Record first/last active date for cell IDs
Over time, new cells will be added to a mobile network and old cells removed. This means that the content of the infrastructure.cells table needs to be periodically updated to remain current.
Updating cell locations has a number of impacts:
- Cell locations may be provided for cells that were first active many months ago, meaning that previously-unlocatable CDR events from an indeterminate time ago may become locatable.
- Often, we may want to define cell clusters (or other cell groupings) based on only the cells that were active during a certain period. This information is not always readily available in
infrastructure.cells(while we would hope to receive locations for all new cells that become active, we may not know when those cells were added, or that a previously-active cell has been removed from the network). - Sometimes, it can be useful to identify short-lived cell IDs (those that only appear in the CDR over a short period) to help with quality-checking cell locations information.
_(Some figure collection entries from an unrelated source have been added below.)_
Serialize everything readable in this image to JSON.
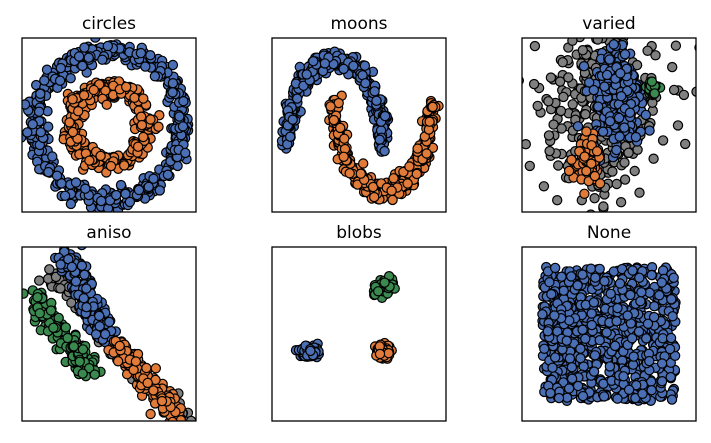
{
  "chart_data": [
    {
      "type": "scatter",
      "title": "circles",
      "xlim": [
        -1.15,
        1.15
      ],
      "ylim": [
        -1.15,
        1.15
      ],
      "grid": false,
      "ticks": false,
      "series": [
        {
          "color": "#4a6fb5",
          "shape": "ring",
          "cx": 0,
          "cy": 0,
          "radius": 0.98,
          "spread": 0.07,
          "count": 460
        },
        {
          "color": "#e07b39",
          "shape": "ring",
          "cx": 0,
          "cy": 0,
          "radius": 0.5,
          "spread": 0.07,
          "count": 300
        }
      ]
    },
    {
      "type": "scatter",
      "title": "moons",
      "xlim": [
        -1.3,
        2.3
      ],
      "ylim": [
        -0.75,
        1.25
      ],
      "grid": false,
      "ticks": false,
      "series": [
        {
          "color": "#4a6fb5",
          "shape": "arc",
          "cx": 0.0,
          "cy": 0.0,
          "radius": 1.0,
          "start": 0,
          "end": 180,
          "spread": 0.06,
          "count": 330
        },
        {
          "color": "#e07b39",
          "shape": "arc",
          "cx": 1.0,
          "cy": 0.5,
          "radius": 1.0,
          "start": 180,
          "end": 360,
          "spread": 0.06,
          "count": 330
        }
      ]
    },
    {
      "type": "scatter",
      "title": "varied",
      "xlim": [
        -3.2,
        3.2
      ],
      "ylim": [
        -3.2,
        3.2
      ],
      "grid": false,
      "ticks": false,
      "series": [
        {
          "color": "#808080",
          "shape": "blob",
          "cx": -0.3,
          "cy": 0.6,
          "sx": 1.15,
          "sy": 1.6,
          "count": 340
        },
        {
          "color": "#4a6fb5",
          "shape": "blob",
          "cx": 0.3,
          "cy": 0.9,
          "sx": 0.45,
          "sy": 0.95,
          "count": 300
        },
        {
          "color": "#e07b39",
          "shape": "blob",
          "cx": -0.8,
          "cy": -1.3,
          "sx": 0.22,
          "sy": 0.38,
          "count": 90
        },
        {
          "color": "#3a8a50",
          "shape": "blob",
          "cx": 1.6,
          "cy": 1.35,
          "sx": 0.12,
          "sy": 0.13,
          "count": 30
        }
      ]
    },
    {
      "type": "scatter",
      "title": "aniso",
      "xlim": [
        -2.2,
        2.2
      ],
      "ylim": [
        -2.2,
        2.2
      ],
      "grid": false,
      "ticks": false,
      "series": [
        {
          "color": "#808080",
          "shape": "band",
          "x0": -1.55,
          "y0": 1.6,
          "x1": 2.05,
          "y1": -2.35,
          "spread": 0.12,
          "count": 120
        },
        {
          "color": "#4a6fb5",
          "shape": "band",
          "x0": -1.15,
          "y0": 2.05,
          "x1": -0.1,
          "y1": 0.0,
          "spread": 0.14,
          "count": 190
        },
        {
          "color": "#3a8a50",
          "shape": "band",
          "x0": -1.95,
          "y0": 0.95,
          "x1": -0.45,
          "y1": -0.95,
          "spread": 0.13,
          "count": 150
        },
        {
          "color": "#e07b39",
          "shape": "band",
          "x0": 0.15,
          "y0": -0.25,
          "x1": 1.75,
          "y1": -2.05,
          "spread": 0.14,
          "count": 180
        }
      ]
    },
    {
      "type": "scatter",
      "title": "blobs",
      "xlim": [
        -2.5,
        2.5
      ],
      "ylim": [
        -2.5,
        2.5
      ],
      "grid": false,
      "ticks": false,
      "series": [
        {
          "color": "#3a8a50",
          "shape": "blob",
          "cx": 0.7,
          "cy": 1.3,
          "sx": 0.13,
          "sy": 0.12,
          "count": 60
        },
        {
          "color": "#4a6fb5",
          "shape": "blob",
          "cx": -1.45,
          "cy": -0.5,
          "sx": 0.13,
          "sy": 0.1,
          "count": 60
        },
        {
          "color": "#e07b39",
          "shape": "blob",
          "cx": 0.7,
          "cy": -0.5,
          "sx": 0.12,
          "sy": 0.1,
          "count": 60
        }
      ]
    },
    {
      "type": "scatter",
      "title": "None",
      "xlim": [
        -0.15,
        1.15
      ],
      "ylim": [
        -0.15,
        1.15
      ],
      "grid": false,
      "ticks": false,
      "series": [
        {
          "color": "#4a6fb5",
          "shape": "uniform",
          "xmin": 0,
          "xmax": 1,
          "ymin": 0,
          "ymax": 1,
          "count": 800
        }
      ]
    }
  ]
}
For all of these reasons (and probably more), it would be useful to keep an up-to-date record of all cell IDs seen in the CDR (regardless of whether they correspond to known cells in infrastructure.cells), with the dates that each was first/last active. We could keep this information in an events.cell_ids table, and update this on CDR ingestion via a new task in FlowETL (I'd hope this update wouldn't be too slow, but even if it is I don't think it should need to block making the new CDR available for analysis).